The RavenDB indexing process: Optimization–Getting documents from disk

As I noted in my previous post, we have done major optimizations for RavenDB. One of the areas where we improved the performance was reading the documents from the disk for indexing.

In Pseudo Code, it looks like this:

while database_is_running:
  stale = find_stale_indexes()
  lastIndexedEtag = find_last_indexed_etag(stale)
  docs_to_index = get_documents_since(lastIndexedEtag, batch_size)
  

As it turned out, we had a major optimization option here, because of the way the data is actually structured on disk. In simple terms, we have an on disk index that lists the documents in the order in which they were updated, and then we have the actual documents themselves, which may be anywhere on the disk.

Instead of loading the documents in the orders in which they were modified, we decided to try something different. We first query the information we need to find the document on disk from the index, then we sort them based on the optimal access pattern, to reduce disk movement and ensure that we have as sequential reads as possible. Then we take those results in memory and sort them based on their last update time again.

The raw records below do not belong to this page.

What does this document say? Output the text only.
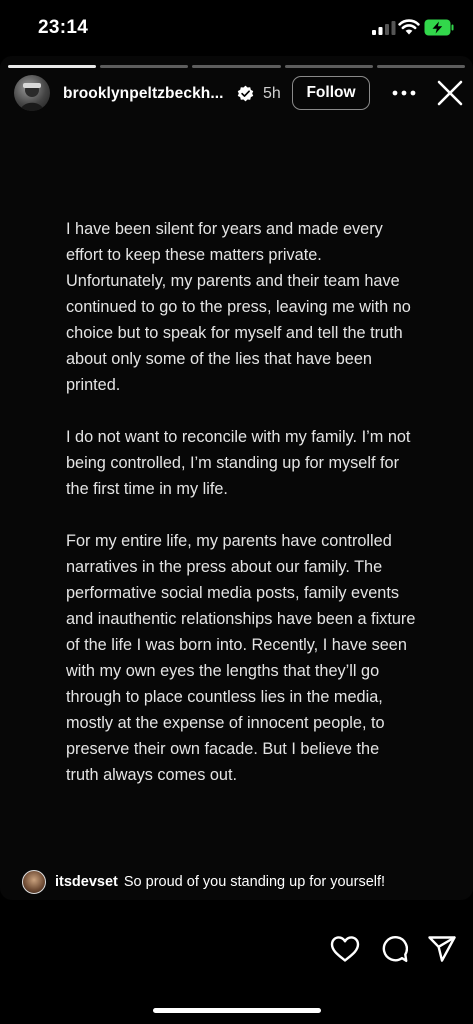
23:14
brooklynpeltzbeckh... 5h	Follow

I have been silent for years and made every effort to keep these matters private. Unfortunately, my parents and their team have continued to go to the press, leaving me with no choice but to speak for myself and tell the truth about only some of the lies that have been printed.

I do not want to reconcile with my family. I’m not being controlled, I’m standing up for myself for the first time in my life.

For my entire life, my parents have controlled narratives in the press about our family. The performative social media posts, family events and inauthentic relationships have been a fixture of the life I was born into. Recently, I have seen with my own eyes the lengths that they’ll go through to place countless lies in the media, mostly at the expense of innocent people, to preserve their own facade. But I believe the truth always comes out.

itsdevset So proud of you standing up for yourself!
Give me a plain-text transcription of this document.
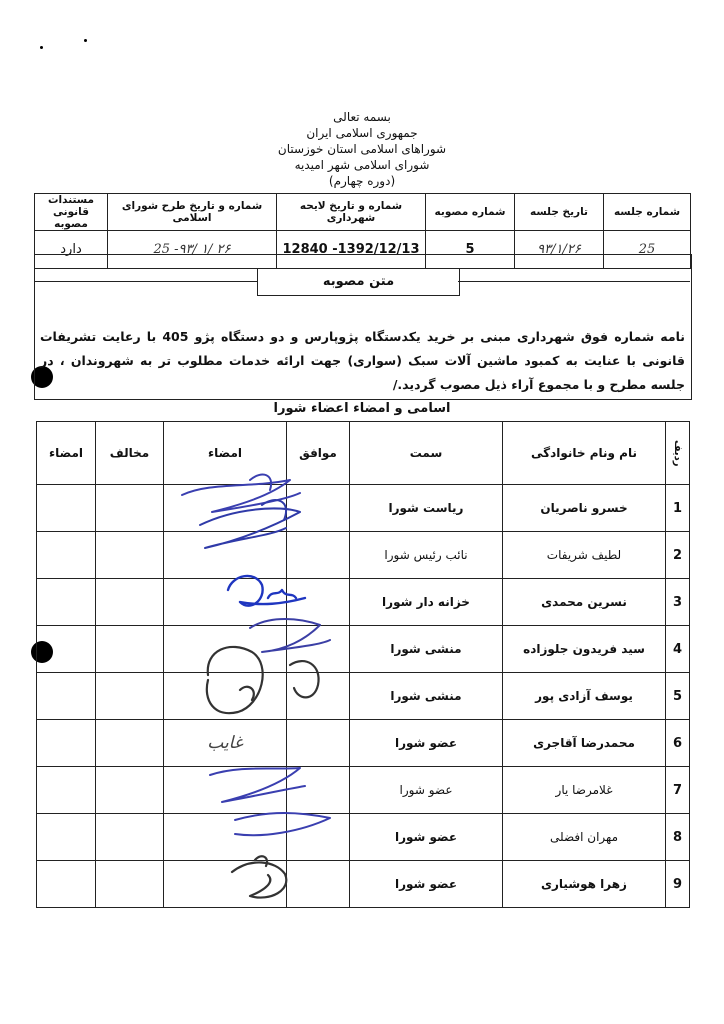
بسمه تعالی
جمهوری اسلامی ایران
شوراهای اسلامی استان خوزستان
شورای اسلامی شهر امیدیه
(دوره چهارم)
شماره جلسه	تاریخ جلسه	شماره مصوبه	شماره و تاریخ لایحه شهرداری	شماره و تاریخ طرح شورای اسلامی	مستندات قانونی مصوبه
25	۹۳/۱/۲۶	5	12840 -1392/12/13	25 -۹۳/ ۱/ ۲۶	دارد
متن مصوبه
نامه شماره فوق شهرداری مبنی بر خرید یکدستگاه پژوپارس و دو دستگاه پژو 405 با رعایت تشریفات قانونی با عنایت به کمبود ماشین آلات سبک (سواری) جهت ارائه خدمات مطلوب تر به شهروندان ، در جلسه مطرح و با مجموع آراء ذیل مصوب گردید./
اسامی و امضاء اعضاء شورا
ردیف	نام ونام خانوادگی	سمت	موافق	امضاء	مخالف	امضاء
1	خسرو ناصریان	ریاست شورا				
2	لطیف شریفات	نائب رئیس شورا				
3	نسرین محمدی	خزانه دار شورا				
4	سید فریدون جلوزاده	منشی شورا				
5	یوسف آزادی پور	منشی شورا				
6	محمدرضا آقاجری	عضو شورا		غایب		
7	غلامرضا یار	عضو شورا				
8	مهران افضلی	عضو شورا				
9	زهرا هوشیاری	عضو شورا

This seems to be a perfectly obvious thing to do, assuming that you are aware of such things, but it is actually something that is very easy not to notice. The end result is quite promising, and it contributed to the 7+ times improvements in perf that we had for indexing costs.

But surprisingly, it wasn’t the major factor, I’ll discuss a huge perf boost in this area tomorrow.

Comments

Scooletz
04/23/2012 10:17 AM by
Scooletz

Speaking about the access pattern. Is it connected with a storage engine implementation? What about Esent based? Do you retrieve some metadata from it? If so, you could elaborate this topic more.

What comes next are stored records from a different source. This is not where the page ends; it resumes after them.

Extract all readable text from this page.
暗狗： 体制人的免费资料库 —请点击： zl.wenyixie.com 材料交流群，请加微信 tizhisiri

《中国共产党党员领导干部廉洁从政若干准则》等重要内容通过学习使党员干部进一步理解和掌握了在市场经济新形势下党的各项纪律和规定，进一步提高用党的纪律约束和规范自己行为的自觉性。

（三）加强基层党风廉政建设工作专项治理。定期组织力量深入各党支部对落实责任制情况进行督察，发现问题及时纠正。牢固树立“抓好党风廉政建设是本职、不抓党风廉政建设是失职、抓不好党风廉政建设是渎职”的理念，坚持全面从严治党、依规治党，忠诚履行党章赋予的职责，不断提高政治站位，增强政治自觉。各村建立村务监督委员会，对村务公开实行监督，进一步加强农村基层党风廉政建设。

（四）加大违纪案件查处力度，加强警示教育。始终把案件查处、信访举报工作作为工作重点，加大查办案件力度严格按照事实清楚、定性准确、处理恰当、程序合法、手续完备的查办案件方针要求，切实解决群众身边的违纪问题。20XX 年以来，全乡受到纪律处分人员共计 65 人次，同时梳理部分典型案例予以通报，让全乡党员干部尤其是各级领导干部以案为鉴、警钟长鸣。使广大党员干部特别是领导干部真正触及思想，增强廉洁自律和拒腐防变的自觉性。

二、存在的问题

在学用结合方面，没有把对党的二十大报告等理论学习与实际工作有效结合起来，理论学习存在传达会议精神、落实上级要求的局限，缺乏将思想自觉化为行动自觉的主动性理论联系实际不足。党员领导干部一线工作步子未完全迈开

It's getting more and more interesting. I wish you'd publish it as a single, long post! :P

Ayende Rahien
04/23/2012 10:18 AM by
Ayende Rahien

Scooletz, We are talking about how we are doing this on Esent, yes. The relevant code is here: https://github.com/ayende/ravendb/blob/master/Raven.Storage.Esent/StorageActions/OptimizedIndexReader.cs

Scooletz
04/23/2012 12:38 PM by
Scooletz

Correct me if I'm getting it wrong, but all what Raven does is searching through a given index and adding bookmarks' buffers to the collection for each doc matching criteria. Once you've got all of them, you query esent for docs in order of sorted buffers returned by Esent, right?

Ayende Rahien
04/23/2012 01:48 PM by
Ayende Rahien

Scooletz, Yes, that is the general idea.

Jerry
04/24/2012 01:37 AM by
Jerry

It would be a nice addition to these posts if you posted a link to the actual change set. I really like reading these types of posts. Thanks!

Comments have been closed on this topic.